Many walleye anglers install aluminum mounting tracks for customizing and securing downriggers and rod holders (or rod trees). When not required, the accessories slide out of the locking grooves.

Have a tool rack

Many boats have tool organizers built into their design. Aftermarket products are also available. Cuda’s Tackle Centre is a neat concept. It secures into a cup holder, storing multiple tools and knives up to seven inches. Access to a ruler is smart where there’s a walleye size slot limit. Many of the latest boats have built-in ruler storage. Sadly, mine does not.

Divide and conquer

Using small storage containers to separate space in larger boat compartments is another organization hack.

Plastic food containers and Plano’s Guide Series Waterproof Cases transformed my console’s storage from a junk drawer into a functional hub for spare supplies, sunscreen, bug spray, documentation, and more. Underneath the containers is a section of non-slip drawer liner to minimize gear movement.

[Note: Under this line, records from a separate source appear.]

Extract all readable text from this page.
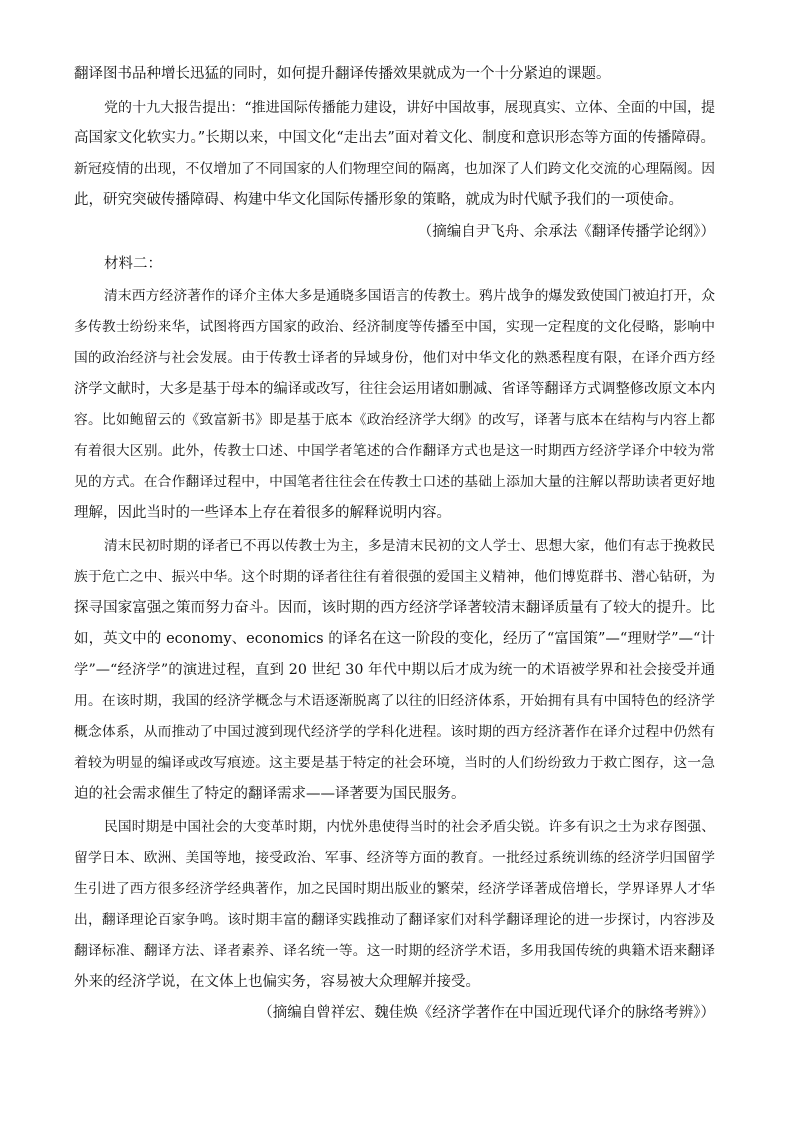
翻译图书品种增长迅猛的同时，如何提升翻译传播效果就成为一个十分紧迫的课题。
党的十九大报告提出：“推进国际传播能力建设，讲好中国故事，展现真实、立体、全面的中国，提
高国家文化软实力。”长期以来，中国文化“走出去”面对着文化、制度和意识形态等方面的传播障碍。
新冠疫情的出现，不仅增加了不同国家的人们物理空间的隔离，也加深了人们跨文化交流的心理隔阂。因
此，研究突破传播障碍、构建中华文化国际传播形象的策略，就成为时代赋予我们的一项使命。
（摘编自尹飞舟、余承法《翻译传播学论纲》）
材料二：
清末西方经济著作的译介主体大多是通晓多国语言的传教士。鸦片战争的爆发致使国门被迫打开，众
多传教士纷纷来华，试图将西方国家的政治、经济制度等传播至中国，实现一定程度的文化侵略，影响中
国的政治经济与社会发展。由于传教士译者的异域身份，他们对中华文化的熟悉程度有限，在译介西方经
济学文献时，大多是基于母本的编译或改写，往往会运用诸如删减、省译等翻译方式调整修改原文本内
容。比如鲍留云的《致富新书》即是基于底本《政治经济学大纲》的改写，译著与底本在结构与内容上都
有着很大区别。此外，传教士口述、中国学者笔述的合作翻译方式也是这一时期西方经济学译介中较为常
见的方式。在合作翻译过程中，中国笔者往往会在传教士口述的基础上添加大量的注解以帮助读者更好地
理解，因此当时的一些译本上存在着很多的解释说明内容。
清末民初时期的译者已不再以传教士为主，多是清末民初的文人学士、思想大家，他们有志于挽救民
族于危亡之中、振兴中华。这个时期的译者往往有着很强的爱国主义精神，他们博览群书、潜心钻研，为
探寻国家富强之策而努力奋斗。因而，该时期的西方经济学译著较清末翻译质量有了较大的提升。比
如，英文中的 economy、economics 的译名在这一阶段的变化，经历了“富国策”—“理财学”—“计
学”—“经济学”的演进过程，直到 20 世纪 30 年代中期以后才成为统一的术语被学界和社会接受并通
用。在该时期，我国的经济学概念与术语逐渐脱离了以往的旧经济体系，开始拥有具有中国特色的经济学
概念体系，从而推动了中国过渡到现代经济学的学科化进程。该时期的西方经济著作在译介过程中仍然有
着较为明显的编译或改写痕迹。这主要是基于特定的社会环境，当时的人们纷纷致力于救亡图存，这一急
迫的社会需求催生了特定的翻译需求——译著要为国民服务。
民国时期是中国社会的大变革时期，内忧外患使得当时的社会矛盾尖锐。许多有识之士为求存图强、
留学日本、欧洲、美国等地，接受政治、军事、经济等方面的教育。一批经过系统训练的经济学归国留学
生引进了西方很多经济学经典著作，加之民国时期出版业的繁荣，经济学译著成倍增长，学界译界人才华
出，翻译理论百家争鸣。该时期丰富的翻译实践推动了翻译家们对科学翻译理论的进一步探讨，内容涉及
翻译标准、翻译方法、译者素养、译名统一等。这一时期的经济学术语，多用我国传统的典籍术语来翻译
外来的经济学说，在文体上也偏实务，容易被大众理解并接受。
（摘编自曾祥宏、魏佳焕《经济学著作在中国近现代译介的脉络考辨》）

Flexible, plastic baskets are handy for bow lines, anchor rope, and drift socks. Small buckets and plastic boxes are great for organizing and storing spare oil, fuel stabilizer, fish scent, and other liquids. Using a container will also contain accidental spills.

Strategic rod storage

Grabbing a different rod to switch presentations and adjust to changing conditions can catch you more walleye. The challenge is avoiding a messy stack of sticks when cycling through multiple baits.

As my previous boat didn’t have a rod box, I came up with another system when casting for walleye. I secured a foam pad across the transom’s lip, and laid extra rods, tips facing out, across the cushiony pad. Rods were secured with wraps to stop them going overboard when boating.

Each season I learn new tricks to stay tidy. The way I see it, less time spent wrestling with clutter means more opportunities for fishing. Hopefully, the above gives you some ideas for organizing your walleye rig for better days on the water.

Extra tips

Keep safety gear handy, for acting quickly in critical emergencies. A throw-rope, whistle, and other safety gear should always be accessible.

A net should be easy to reach when you need it, but out of the way when it’s not. The ideal spot I’ve found is hanging over my Talon shallow-water anchor. Functional? Yes. Eye-pleasing? The jury’s out.

Reserve on-deck space for prime baits, a couple rods, and other necessities, like a travel mug of coffee.